I dirigenti di Autostrade hanno invece perseguito il profitto dell’azienda e il loro potere personale, un atteggiamento di cui risponderanno, speriamo presto, di fronte alla Giustizia esercitata nel nome del Popolo Italiano.
Il resto fa parte della tragica comicità della nostra politica, con tutti a gridare – dal giorno del crollo all’inizio dei lavori fino all’inaugurazione del nuovo ponte – basta con i Benetton e collegati vari, bisogna togliere loro la concessione.
Invece non è così, la concessione è ancora di Autostrade e dovremo persino pagare (lo Stato, intendiamo) per togliergliela, in un frullatore di malafede e, cosa ancor più grave, di incompetenza.
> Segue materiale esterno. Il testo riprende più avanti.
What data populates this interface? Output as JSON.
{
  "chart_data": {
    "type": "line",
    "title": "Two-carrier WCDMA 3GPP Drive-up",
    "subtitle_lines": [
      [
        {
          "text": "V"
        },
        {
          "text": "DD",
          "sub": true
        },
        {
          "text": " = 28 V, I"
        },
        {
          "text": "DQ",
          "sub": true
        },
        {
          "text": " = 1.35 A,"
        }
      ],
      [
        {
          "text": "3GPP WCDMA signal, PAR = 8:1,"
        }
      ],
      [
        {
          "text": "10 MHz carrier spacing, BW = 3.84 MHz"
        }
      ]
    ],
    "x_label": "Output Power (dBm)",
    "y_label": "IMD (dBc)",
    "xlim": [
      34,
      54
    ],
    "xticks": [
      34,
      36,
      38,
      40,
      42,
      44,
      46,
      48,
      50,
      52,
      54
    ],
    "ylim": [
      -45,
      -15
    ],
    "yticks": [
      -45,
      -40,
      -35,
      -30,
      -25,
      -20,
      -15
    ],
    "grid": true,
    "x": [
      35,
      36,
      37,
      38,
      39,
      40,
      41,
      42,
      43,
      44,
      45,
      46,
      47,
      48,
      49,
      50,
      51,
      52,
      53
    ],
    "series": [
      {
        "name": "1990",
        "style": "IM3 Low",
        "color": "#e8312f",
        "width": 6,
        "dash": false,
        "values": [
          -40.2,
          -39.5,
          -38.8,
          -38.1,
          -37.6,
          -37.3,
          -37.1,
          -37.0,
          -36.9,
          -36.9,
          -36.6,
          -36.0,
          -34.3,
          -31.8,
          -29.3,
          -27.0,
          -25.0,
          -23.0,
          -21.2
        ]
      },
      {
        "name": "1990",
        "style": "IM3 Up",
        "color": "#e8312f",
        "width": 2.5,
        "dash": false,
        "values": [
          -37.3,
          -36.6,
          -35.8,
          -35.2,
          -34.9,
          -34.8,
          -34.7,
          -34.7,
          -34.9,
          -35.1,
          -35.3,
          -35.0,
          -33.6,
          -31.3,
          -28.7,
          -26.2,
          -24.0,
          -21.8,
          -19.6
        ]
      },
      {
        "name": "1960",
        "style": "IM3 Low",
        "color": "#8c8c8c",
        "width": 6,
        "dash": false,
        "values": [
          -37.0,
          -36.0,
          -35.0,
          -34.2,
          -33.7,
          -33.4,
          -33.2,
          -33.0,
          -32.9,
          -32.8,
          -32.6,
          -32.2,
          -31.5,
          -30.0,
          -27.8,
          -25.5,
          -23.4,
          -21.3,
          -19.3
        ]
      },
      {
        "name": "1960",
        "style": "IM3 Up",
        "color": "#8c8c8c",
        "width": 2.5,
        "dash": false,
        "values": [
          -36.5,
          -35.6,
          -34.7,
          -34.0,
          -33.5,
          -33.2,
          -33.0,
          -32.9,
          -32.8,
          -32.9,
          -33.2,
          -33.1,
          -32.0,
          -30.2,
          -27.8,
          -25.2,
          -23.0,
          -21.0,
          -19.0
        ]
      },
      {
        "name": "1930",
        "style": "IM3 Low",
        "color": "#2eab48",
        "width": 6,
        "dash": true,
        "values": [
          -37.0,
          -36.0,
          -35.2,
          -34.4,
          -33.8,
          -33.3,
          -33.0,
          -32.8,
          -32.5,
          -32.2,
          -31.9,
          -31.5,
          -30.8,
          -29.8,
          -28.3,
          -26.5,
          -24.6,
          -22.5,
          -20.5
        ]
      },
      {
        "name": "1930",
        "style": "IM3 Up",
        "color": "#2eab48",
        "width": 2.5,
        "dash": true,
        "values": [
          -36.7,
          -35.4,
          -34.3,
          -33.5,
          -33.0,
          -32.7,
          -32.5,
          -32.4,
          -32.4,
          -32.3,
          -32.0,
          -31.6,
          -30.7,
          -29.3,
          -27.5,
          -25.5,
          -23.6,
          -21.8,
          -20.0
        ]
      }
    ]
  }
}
Ma oggi è giusto riflettere ed essere soddisfatti per il passo avanti dell’inchiesta, magari lenta ma nel tentativo di ancorare prove certe in vista del processo, lasciando meno spazio possibile ai cavilli delle difesa.
Un passo avanti verso quella verità che conoscevano tutti ma che, in un Paese democratico come il nostro, garantisce giusti diritti anche davanti alla vergogna di chi è accusato di aver provocato la morte di 43 persone e messo in ginocchio l’economia di un’intera regione.